What is the 'right' amount of scrimmaging? For younger players with low skill levels, scrimmaging with limited practice time competes with skill building. Remember the discussion in The Talent Code about Spartak Tennis. Spartak was the most successful tennis 'factory' in the world and players worked on fundamentals for years before playing. 

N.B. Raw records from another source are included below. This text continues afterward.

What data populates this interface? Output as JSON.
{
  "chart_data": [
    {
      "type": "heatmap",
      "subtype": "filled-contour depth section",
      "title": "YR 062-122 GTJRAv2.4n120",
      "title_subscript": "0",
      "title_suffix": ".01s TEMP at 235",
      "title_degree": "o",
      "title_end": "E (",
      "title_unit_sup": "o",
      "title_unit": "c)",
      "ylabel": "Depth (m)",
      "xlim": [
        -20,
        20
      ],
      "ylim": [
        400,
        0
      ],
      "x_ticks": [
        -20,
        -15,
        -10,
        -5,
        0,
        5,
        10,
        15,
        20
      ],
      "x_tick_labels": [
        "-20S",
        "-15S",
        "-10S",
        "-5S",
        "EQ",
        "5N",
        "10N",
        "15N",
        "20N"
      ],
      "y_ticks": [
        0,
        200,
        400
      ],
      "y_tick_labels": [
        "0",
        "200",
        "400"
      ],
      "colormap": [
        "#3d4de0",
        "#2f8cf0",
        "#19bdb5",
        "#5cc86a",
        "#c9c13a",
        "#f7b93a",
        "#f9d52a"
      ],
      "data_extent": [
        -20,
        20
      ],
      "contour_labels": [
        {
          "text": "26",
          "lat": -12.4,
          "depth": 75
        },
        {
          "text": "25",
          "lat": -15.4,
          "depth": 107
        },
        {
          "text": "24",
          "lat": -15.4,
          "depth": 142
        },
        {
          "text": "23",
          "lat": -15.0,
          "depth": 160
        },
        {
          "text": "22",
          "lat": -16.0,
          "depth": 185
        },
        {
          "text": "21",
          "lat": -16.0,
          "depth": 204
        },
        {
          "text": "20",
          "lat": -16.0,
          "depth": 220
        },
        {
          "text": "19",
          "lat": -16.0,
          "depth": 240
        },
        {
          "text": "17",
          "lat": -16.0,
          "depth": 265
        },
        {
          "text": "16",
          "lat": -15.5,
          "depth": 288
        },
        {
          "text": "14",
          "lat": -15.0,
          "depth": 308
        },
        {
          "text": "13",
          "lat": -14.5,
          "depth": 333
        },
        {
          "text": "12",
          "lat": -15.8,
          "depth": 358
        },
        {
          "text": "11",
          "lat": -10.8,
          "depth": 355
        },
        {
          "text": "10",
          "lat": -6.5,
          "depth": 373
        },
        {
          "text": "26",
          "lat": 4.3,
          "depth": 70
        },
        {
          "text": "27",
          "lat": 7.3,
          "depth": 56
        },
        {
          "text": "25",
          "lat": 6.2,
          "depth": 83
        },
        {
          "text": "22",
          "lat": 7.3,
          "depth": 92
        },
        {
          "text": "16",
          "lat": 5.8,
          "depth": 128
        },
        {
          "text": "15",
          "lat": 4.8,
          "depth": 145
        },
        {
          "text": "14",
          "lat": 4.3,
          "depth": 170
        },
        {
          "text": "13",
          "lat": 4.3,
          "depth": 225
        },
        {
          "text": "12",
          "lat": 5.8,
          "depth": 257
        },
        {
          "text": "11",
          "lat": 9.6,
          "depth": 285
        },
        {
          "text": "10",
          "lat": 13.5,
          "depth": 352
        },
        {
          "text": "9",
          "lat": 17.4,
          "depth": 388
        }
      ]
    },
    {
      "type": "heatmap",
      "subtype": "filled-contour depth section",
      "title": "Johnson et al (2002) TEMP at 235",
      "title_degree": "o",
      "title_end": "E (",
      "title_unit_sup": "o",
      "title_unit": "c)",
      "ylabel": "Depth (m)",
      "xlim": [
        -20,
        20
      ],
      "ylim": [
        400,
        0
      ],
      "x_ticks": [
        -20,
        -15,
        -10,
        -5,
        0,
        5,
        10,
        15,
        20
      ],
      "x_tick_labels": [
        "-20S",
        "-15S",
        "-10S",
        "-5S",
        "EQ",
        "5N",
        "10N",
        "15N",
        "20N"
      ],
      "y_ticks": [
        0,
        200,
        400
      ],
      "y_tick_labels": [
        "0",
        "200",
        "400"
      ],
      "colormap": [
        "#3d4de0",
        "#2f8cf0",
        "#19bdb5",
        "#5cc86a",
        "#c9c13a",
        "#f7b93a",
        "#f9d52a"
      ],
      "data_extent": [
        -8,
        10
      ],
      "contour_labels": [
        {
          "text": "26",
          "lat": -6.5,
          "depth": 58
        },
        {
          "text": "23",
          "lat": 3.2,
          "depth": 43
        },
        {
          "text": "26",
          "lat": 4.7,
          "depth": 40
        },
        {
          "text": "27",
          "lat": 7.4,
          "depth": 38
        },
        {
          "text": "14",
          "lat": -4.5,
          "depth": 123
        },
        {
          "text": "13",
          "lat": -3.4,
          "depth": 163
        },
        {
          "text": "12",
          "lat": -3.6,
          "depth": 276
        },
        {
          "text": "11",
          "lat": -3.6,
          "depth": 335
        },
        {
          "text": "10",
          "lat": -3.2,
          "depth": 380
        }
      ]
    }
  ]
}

First, I digress. Where does scrimmaging impact results?
  • Economics - allocation of scarce resources (e.g. practice time, subsections of practice, number of hoops)
  • Accountability - holding ourselves to a high standard (limit turnovers and poor shot selection)
  • Organization of play - initial setup, player and ball movement, 'scoring moment'
  • Individual development - skill, strategy, physicality, psychology
  • Core Philosophy - "Teamwork, improvement, accountability"
Find better ways. 
  • At high school and beyond, make our process impact results (improvement or winning)
  • How much should we scrimmage during practice? "It depends."
  • What counts as scrimmaging? 
  • How much should we 'control' it with teaching stoppages? 
  • How can we utilize it best, e.g. with situational play (tie score, ten seconds left) and "specials" (ATO, BOB, SLOB, etc.)?
  • How can we add constraints (time and score, team and individual fouls)
  • Allocate one timeout for each side.
Scrimmage options (examples)
  • Classic five on five full court
  • Five versus seven no dribbling (advantage-disadvantage)
  • Half court (e.g. versus specialty defense - zone, box-and-1)
  • Small-sided games (e.g. 3-on-3, with or without constraints)
  • Vary the competition, better opponents (e.g. higher level team, girls vs boys), intrasquad versus interscholastic
  • Three-possession games (O-D-O is offense, defense, offense starting with either SLOB or BOB)
  • Continuous 4 vs 4 vs 4 (offense out, defense to offense, third group to defensive coverage and protection each possession)
Add options:
  • Rewards for winning
  • "Foul out" best player 
  • "Unfair officiating" - coach players to play through adversity
  • Confirm victory with a made free throw.
We had three hours of practice weekly in middle school. Scrimmage-type activities (per practice) included three-on-three (with constraints) at each end with a coach (10 minutes). We worked on full court press breaking 5 vs 7 (7-8 minutes), and three possession games (O-D-O) starting as a BOB, SLOB, or ATO (15 minutes). About 32 minutes of 90 included simulated game activity. Sometimes we'd play 4 x 4 x 4. Almost half of practice was devoted to skill building with shooting the biggest share. We conditioned within drills. 


"On the run" shooting, 3 x 3 x 3...usually ran this for 6 minutes. 


What do you think? More scrimmaging, less, or the same? 

Lagniappe (something extra). "Movement kills defenses." 


Lagniappe 2. Learning and skill acquisition takes high effort (from The Talent Code).